Gmail still preferred on many campuses
Google doesn’t track the number of colleges and universities that use Gmail, but Obadiah Greenberg, a spokesman for the company, said there are thousands of K-12 schools and college campuses using the service today. And many schools report major budget savings.
California State University’s Fullerton campus saved $160,000 this year by changing over to Gmail after the campus was hit with a 24-percent budget reduction at the start of the academic year. Vanderbilt University reportedly saves $750,000 annually by using Gmail.
Other prominent schools that have transferred student and faculty eMail services to Google’s servers include Northwestern University, Villanova University, Case Western University, and Notre Dame. Even brief Gmail outages in the last year didn’t dissuade colleges from looking elsewhere for their eMail services, because Google’s downtime of .01 percent is typically only a fraction of that for colleges managing their own eMail systems.
“To me, you’re more than likely to find a lot more downtime when you’re running the system yourself,” said Doug Darby, director of new media at Austin College in Sherman, Texas, after Gmail was inaccessible for about 100 minutes on Sept. 1. “What service hasn’t been down at one time or another? … Two hours is nothing in the big picture.”

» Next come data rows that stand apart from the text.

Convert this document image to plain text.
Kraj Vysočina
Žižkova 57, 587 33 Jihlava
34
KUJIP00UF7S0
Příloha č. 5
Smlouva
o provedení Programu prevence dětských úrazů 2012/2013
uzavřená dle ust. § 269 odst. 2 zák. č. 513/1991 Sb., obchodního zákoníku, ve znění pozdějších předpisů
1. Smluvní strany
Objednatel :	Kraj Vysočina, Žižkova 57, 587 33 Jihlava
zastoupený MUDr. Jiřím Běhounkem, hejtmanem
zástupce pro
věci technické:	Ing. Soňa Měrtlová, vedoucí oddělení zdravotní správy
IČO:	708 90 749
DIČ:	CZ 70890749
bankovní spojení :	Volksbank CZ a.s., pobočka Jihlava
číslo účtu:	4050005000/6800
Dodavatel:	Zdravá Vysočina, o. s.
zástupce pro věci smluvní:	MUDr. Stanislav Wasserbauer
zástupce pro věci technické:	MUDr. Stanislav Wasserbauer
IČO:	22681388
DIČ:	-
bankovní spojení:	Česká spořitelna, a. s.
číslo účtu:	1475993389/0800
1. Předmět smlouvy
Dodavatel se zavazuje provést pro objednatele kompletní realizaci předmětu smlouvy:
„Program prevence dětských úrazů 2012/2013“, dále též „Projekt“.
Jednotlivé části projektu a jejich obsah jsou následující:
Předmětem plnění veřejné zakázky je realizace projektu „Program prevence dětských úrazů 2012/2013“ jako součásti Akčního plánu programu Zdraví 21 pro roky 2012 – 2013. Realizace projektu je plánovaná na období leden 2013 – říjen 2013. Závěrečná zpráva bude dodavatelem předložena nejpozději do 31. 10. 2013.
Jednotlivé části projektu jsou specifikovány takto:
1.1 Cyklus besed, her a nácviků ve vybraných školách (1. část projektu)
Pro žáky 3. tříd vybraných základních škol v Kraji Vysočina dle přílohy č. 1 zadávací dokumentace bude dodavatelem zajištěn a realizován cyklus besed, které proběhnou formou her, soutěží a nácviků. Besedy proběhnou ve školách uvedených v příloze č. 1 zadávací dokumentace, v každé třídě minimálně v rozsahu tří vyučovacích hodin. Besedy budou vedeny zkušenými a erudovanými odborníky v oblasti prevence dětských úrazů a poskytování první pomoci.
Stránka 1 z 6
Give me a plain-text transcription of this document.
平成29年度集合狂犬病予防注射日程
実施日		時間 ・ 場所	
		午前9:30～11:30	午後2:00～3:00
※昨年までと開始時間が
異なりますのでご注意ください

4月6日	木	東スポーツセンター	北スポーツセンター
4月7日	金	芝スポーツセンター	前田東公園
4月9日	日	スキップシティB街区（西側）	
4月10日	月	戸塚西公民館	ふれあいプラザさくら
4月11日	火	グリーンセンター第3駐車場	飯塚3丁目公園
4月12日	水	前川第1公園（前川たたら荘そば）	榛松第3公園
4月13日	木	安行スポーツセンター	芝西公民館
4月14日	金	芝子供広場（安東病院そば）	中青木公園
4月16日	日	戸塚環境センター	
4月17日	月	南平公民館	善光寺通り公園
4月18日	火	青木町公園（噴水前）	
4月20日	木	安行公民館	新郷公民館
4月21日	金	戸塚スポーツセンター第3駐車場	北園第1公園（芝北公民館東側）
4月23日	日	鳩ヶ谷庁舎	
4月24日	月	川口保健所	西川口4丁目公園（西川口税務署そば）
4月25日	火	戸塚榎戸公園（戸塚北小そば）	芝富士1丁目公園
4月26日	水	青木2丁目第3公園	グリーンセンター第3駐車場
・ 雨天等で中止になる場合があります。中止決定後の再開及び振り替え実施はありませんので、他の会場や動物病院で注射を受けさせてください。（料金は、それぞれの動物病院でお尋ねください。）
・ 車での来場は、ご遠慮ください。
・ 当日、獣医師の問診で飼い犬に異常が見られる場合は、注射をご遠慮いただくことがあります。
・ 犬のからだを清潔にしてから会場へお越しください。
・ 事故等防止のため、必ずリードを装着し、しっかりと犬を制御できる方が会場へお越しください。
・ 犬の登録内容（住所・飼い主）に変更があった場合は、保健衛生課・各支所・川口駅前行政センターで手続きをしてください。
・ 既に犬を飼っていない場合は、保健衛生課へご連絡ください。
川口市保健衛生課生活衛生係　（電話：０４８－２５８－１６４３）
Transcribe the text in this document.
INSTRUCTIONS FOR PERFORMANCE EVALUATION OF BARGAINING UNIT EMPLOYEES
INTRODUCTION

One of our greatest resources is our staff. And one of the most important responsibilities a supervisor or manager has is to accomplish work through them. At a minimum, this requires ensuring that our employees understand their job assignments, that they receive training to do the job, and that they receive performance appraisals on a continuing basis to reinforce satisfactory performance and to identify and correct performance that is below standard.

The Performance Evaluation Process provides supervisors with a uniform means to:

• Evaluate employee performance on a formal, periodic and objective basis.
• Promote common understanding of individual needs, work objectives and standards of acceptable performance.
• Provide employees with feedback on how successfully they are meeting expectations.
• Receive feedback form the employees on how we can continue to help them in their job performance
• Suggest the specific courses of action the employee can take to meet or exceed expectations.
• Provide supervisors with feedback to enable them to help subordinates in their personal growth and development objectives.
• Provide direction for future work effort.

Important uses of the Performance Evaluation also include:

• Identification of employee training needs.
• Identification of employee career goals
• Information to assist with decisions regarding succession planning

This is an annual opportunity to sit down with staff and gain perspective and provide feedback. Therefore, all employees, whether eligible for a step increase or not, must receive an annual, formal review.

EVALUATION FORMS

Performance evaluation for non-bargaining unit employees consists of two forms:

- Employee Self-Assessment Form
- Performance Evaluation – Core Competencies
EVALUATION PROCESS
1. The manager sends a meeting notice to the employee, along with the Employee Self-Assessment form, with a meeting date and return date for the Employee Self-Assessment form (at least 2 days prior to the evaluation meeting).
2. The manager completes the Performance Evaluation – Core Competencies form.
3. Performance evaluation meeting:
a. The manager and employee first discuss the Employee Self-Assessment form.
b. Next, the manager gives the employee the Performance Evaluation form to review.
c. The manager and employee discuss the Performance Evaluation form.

Forty-two percent of campuses included in a recent survey had converted to outsourced student eMail services, while 15 percent of colleges said faculty eMail had been outsourced, according to the 2009 Software & Information Industry Association’s postsecondary market report. Gmail was the most popular option, with 56 percent of campuses choosing Google.
Some estimates of Gmail usage are much higher. Eight in 10 U.S. colleges are using outsourced eMail services, according to a 2009 Campus Computing Project survey. Of those schools, 60 percent use Google. The other 40 percent use Microsoft, Zimbra, and Yahoo eMail, according to that survey.
Google’s Greenberg said his company consults with any school or college that takes issue with its security policy—including Yale—but emphasized that most colleges have been satisfied with Google’s services.
“Any time someone doesn’t like a Google product, we care, and we reach out … to understand how we can improve our products,” said Greenberg, who developed open-access education programs at the University of California Berkeley. “I think there are a couple of stories that caught some attention, but they’re relatively small compared to the bigger story, which is millions of students using our apps.”
Google responds to concerns at Yale, UMass, UC-Davis
The consistently low Gmail adoption rate at UMass, Greenberg said, might have resulted from an inadequate marketing effort on the part of the university.
“It’s unclear how much awareness was raised for their people to adopt it,” he said.
UMass officials did not respond to an interview request before press time.
Greenberg said UC Davis students continue to use Google Apps for educational purposes despite the faculty’s move away from the service. But tools such as Google Docs—which let students, their peers, and faculty view documents online—are not nearly as effective if faculty members no longer use the service, he said.